Q14) Find “myScript1”, what type of XSS attack does this resemble? (Format: Xxxxxxxxx)
myScript1 is a Reflected XSS attack. A reflected XSS attack occurs when a hacker delivers a malicious script to a vulnerable web application, which the server then returns in the HTTP response. The victim’s browser executes the malicious script as part of the HTTP response, compromising the legitimate user and sending private information back to the hacker.
Q15) Find “myScript2”, what type of XSS attack does this resemble? (Format: Xxxxxx)
myScript2 is a Stored XSS attack. In a stored XSS attack, a malicious script saves user input to the target server. Unlike a reflected XSS attack, which executes on the server, a stored XSS attack executes on the user’s browser. Attackers then use modern HTML5 applications, typically employing HTML databases, to permanently store harmful scripts on the browser. myScript2 calls the Q12 function, which exfiltrates user’s input.
Q16) Find “myScript3”, what type of XSS attack does this resemble? (Format: XXX-xxxxx)
Finally, myScript3 resembles to a DOM-based XSS attack. The DOM interface enables the processing and manipulation of web page contents by reading and modifying HTML and XML documents. DOM-based XSS attacks introduce malicious changes to the DOM context of the victim’s browser, causing the client-side code to be executed in unintended ways.
Q18) Observe the network logs, what time did the TCP traffic for BackConnect start? (Format: YYYY-MM-DD HH-MM-SS)
Last question can be obtained in network_logs.txt file from Task3, and the date is 2023–12–10 08:47:42.

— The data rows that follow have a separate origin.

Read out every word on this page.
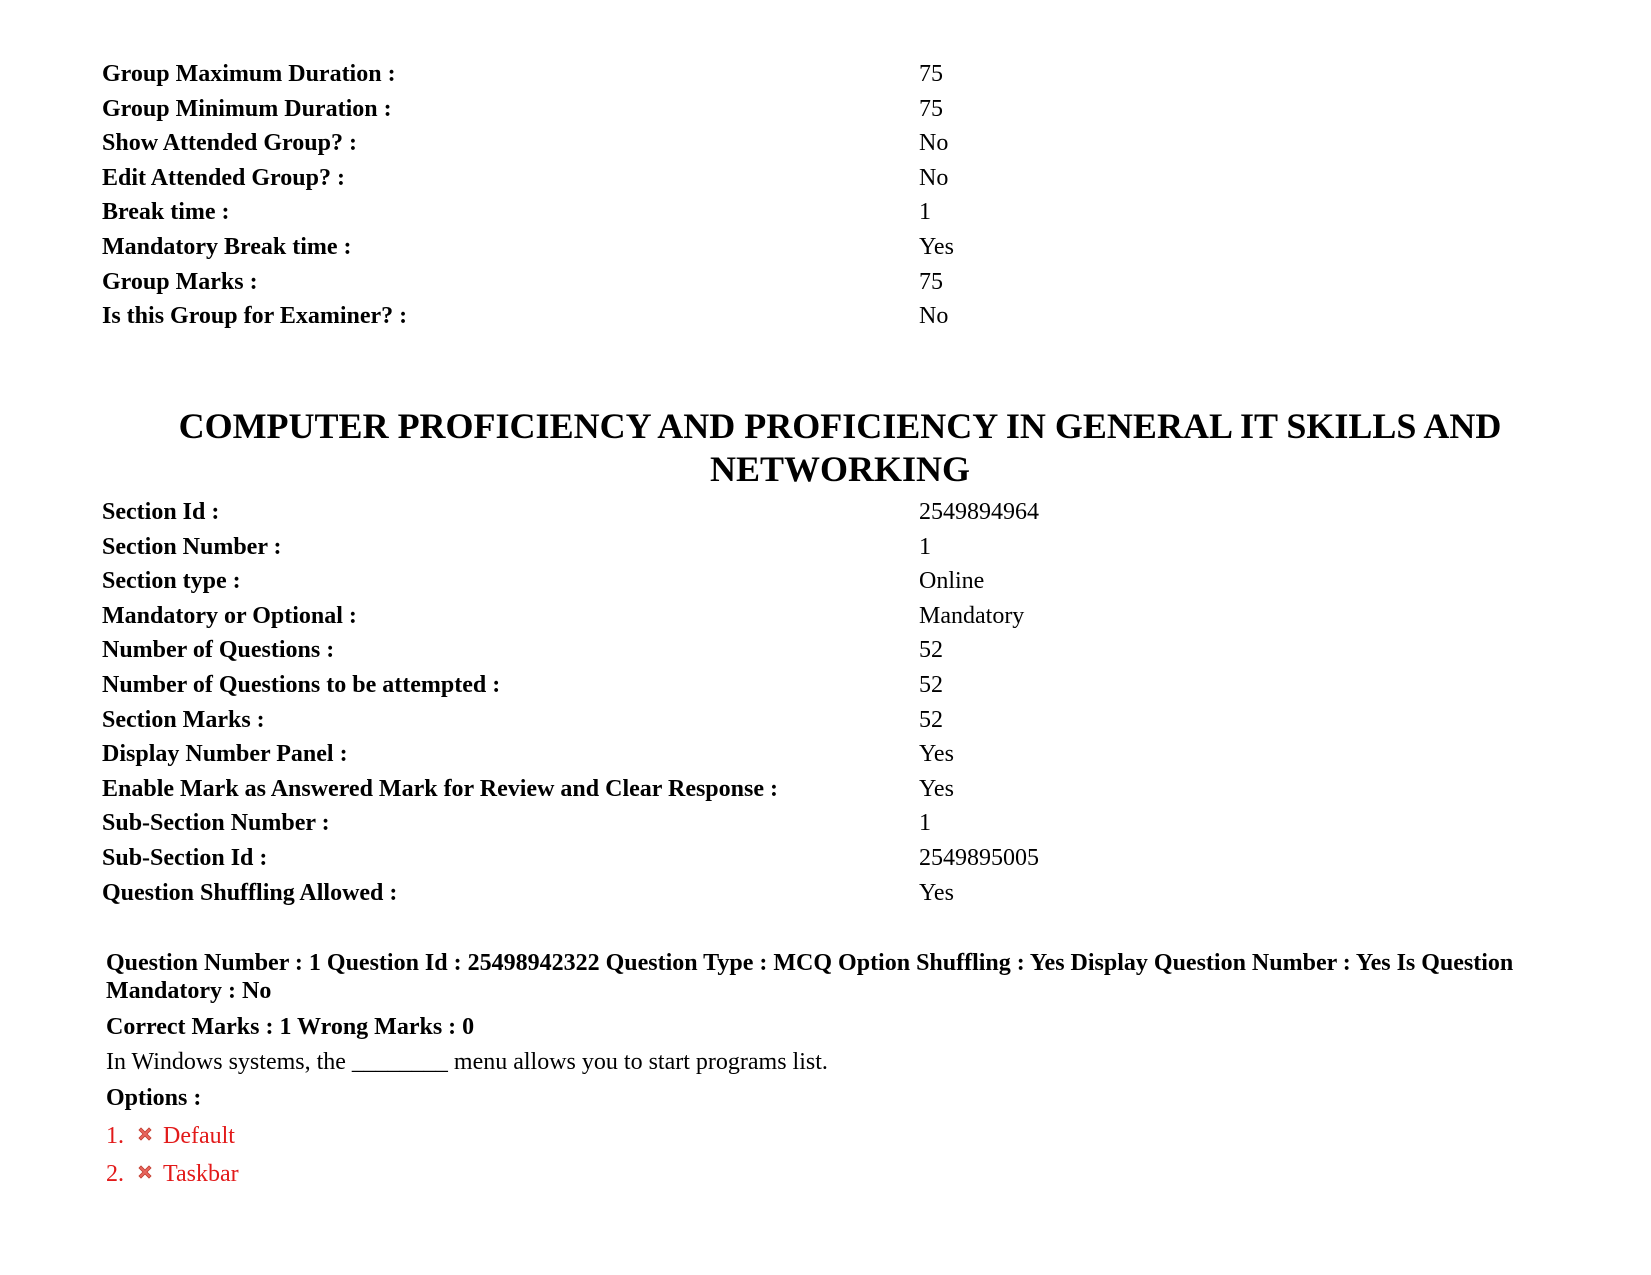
Group Maximum Duration :	75
Group Minimum Duration :	75
Show Attended Group? :	No
Edit Attended Group? :	No
Break time :	1
Mandatory Break time :	Yes
Group Marks :	75
Is this Group for Examiner? :	No
COMPUTER PROFICIENCY AND PROFICIENCY IN GENERAL IT SKILLS AND NETWORKING
Section Id :	2549894964
Section Number :	1
Section type :	Online
Mandatory or Optional :	Mandatory
Number of Questions :	52
Number of Questions to be attempted :	52
Section Marks :	52
Display Number Panel :	Yes
Enable Mark as Answered Mark for Review and Clear Response :	Yes
Sub-Section Number :	1
Sub-Section Id :	2549895005
Question Shuffling Allowed :	Yes
Question Number : 1 Question Id : 25498942322 Question Type : MCQ Option Shuffling : Yes Display Question Number : Yes Is Question Mandatory : No
Correct Marks : 1 Wrong Marks : 0
In Windows systems, the ________ menu allows you to start programs list.
Options :
1.	Default
2.	Taskbar
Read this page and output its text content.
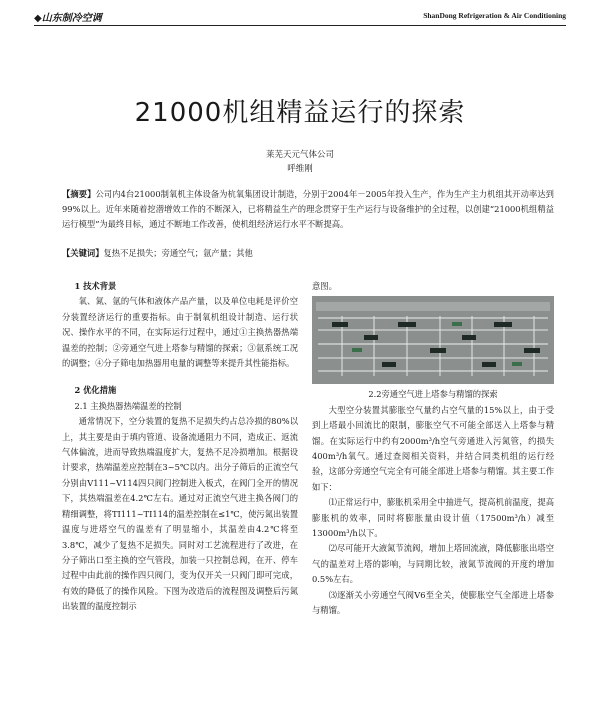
◆山东制冷空调	ShanDong Refrigeration & Air Conditioning
21000机组精益运行的探索
莱芜天元气体公司
呼维刚

【摘要】公司内4台21000制氧机主体设备为杭氧集团设计制造，分别于2004年－2005年投入生产，作为生产主力机组其开动率达到99%以上。近年来随着挖潜增效工作的不断深入，已将精益生产的理念贯穿于生产运行与设备维护的全过程，以创建“21000机组精益运行模型”为最终目标，通过不断地工作改善，使机组经济运行水平不断提高。

【关键词】复热不足损失；旁通空气；氩产量；其他

1 技术背景

氧、氮、氩的气体和液体产品产量，以及单位电耗是评价空分装置经济运行的重要指标。由于制氧机组设计制造、运行状况、操作水平的不同，在实际运行过程中，通过①主换热器热端温差的控制；②旁通空气进上塔参与精馏的探索；③氩系统工况的调整；④分子筛电加热器用电量的调整等来提升其性能指标。

2 优化措施
2.1 主换热器热端温差的控制

通常情况下，空分装置的复热不足损失约占总冷损的80%以上，其主要是由于填内管道、设备流通阻力不同，造成正、返流气体偏流，进而导致热端温度扩大，复热不足冷损增加。根据设计要求，热端温差应控制在3~5℃以内。出分子筛后的正流空气分别由V111~V114四只阀门控制进入板式，在阀门全开的情况下，其热端温差在4.2℃左右。通过对正流空气进主换各阀门的精细调整，将TI111~TI114的温差控制在≤1℃，使污氮出装置温度与进塔空气的温差有了明显缩小，其温差由4.2℃将至3.8℃，减少了复热不足损失。同时对工艺流程进行了改进，在分子筛出口至主换的空气管段，加装一只控制总阀，在开、停车过程中由此前的操作四只阀门，变为仅开关一只阀门即可完成，有效的降低了的操作风险。下图为改造后的流程图及调整后污氮出装置的温度控制示

意图。

2.2旁通空气进上塔参与精馏的探索

大型空分装置其膨胀空气量约占空气量的15%以上，由于受到上塔最小回流比的限制，膨胀空气不可能全部送入上塔参与精馏。在实际运行中约有2000m³/h空气旁通进入污氮管，约损失400m³/h氧气。通过查阅相关资料，并结合同类机组的运行经验，这部分旁通空气完全有可能全部进上塔参与精馏。其主要工作如下：

⑴正常运行中，膨胀机采用全中抽进气，提高机前温度，提高膨胀机的效率，同时将膨胀量由设计值（17500m³/h）减至13000m³/h以下。

⑵尽可能开大液氮节流阀，增加上塔回流液，降低膨胀出塔空气的温差对上塔的影响，与同期比较，液氮节流阀的开度约增加0.5%左右。

⑶逐渐关小旁通空气阀V6至全关，使膨胀空气全部进上塔参与精馏。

Q17) What is the name of this trojan according to VirusTotal? [Format: XXXXX].
By searching TCP traffic for BackConnect start on the internet. We can find that the related trojan is IcedId.
IcedID, also known as BokBot, is a sophisticated banking Trojan that primarily targets financial institutions to steal sensitive information, such as login credentials and financial data. It belongs to the category of banking malware and is known for its ability to evolve and adapt to security measures.